Retail-sales growth is on track to remain above 10 percent. In developed economies manufacturing weakness is being balanced by service sector-strength, with non-manufacturing purchasing managers' indices in the euro zone at 53.9 and 59 in the U.S. The non-manufacturing Institute for Supply Management index in the U.S., for example, has opened up the widest gap against the manufacturing gauge since 2008.

Overall, we believe weak economic data does not justify the steep slide in markets.

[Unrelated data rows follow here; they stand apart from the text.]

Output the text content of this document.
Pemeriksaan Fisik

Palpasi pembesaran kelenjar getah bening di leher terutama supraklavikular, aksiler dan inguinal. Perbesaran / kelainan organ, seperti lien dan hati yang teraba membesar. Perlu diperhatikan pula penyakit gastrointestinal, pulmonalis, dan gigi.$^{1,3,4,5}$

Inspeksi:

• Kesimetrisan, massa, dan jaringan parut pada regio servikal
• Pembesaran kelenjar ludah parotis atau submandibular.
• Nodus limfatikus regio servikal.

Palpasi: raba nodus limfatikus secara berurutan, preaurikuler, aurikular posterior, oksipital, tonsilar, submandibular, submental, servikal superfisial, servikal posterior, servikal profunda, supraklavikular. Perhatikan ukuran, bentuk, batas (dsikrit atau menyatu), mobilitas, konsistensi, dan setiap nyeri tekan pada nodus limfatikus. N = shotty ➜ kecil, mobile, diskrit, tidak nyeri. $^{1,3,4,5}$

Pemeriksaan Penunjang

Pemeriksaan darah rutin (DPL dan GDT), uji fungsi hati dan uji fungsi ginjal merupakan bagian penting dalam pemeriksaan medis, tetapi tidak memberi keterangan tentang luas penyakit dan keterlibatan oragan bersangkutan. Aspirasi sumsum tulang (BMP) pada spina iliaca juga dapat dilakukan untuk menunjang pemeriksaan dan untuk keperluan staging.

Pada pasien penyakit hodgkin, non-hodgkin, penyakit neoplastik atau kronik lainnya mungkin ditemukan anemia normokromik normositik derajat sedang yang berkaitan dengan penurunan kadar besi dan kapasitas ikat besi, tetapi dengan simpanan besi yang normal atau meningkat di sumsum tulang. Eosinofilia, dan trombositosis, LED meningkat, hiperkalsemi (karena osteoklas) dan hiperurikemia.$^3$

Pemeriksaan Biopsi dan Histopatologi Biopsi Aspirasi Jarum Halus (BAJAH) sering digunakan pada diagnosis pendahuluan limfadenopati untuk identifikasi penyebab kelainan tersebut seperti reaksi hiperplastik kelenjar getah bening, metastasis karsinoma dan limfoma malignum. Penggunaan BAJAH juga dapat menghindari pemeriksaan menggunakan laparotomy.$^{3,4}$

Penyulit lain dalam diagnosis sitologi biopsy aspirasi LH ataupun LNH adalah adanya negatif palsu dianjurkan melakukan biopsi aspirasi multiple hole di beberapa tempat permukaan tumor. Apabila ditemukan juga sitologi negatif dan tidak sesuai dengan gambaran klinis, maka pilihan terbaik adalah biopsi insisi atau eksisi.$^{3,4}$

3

In times when both growth and rising rates are a concern, asset-class diversification can fail in its customary function of stabilizing portfolios. Recent weeks have been one such time, with equities falling and bonds offering less support than we would normally expect under conditions of heightened risk aversion. Yet such periods do not last indefinitely, which is why we believe diversification — both across regions and in terms of asset classes — is important.

With upcoming numbers likely to reflect ongoing economic and earnings growth, we expect developed market equities, in particular in the euro zone and Japan, to move higher over the next six months.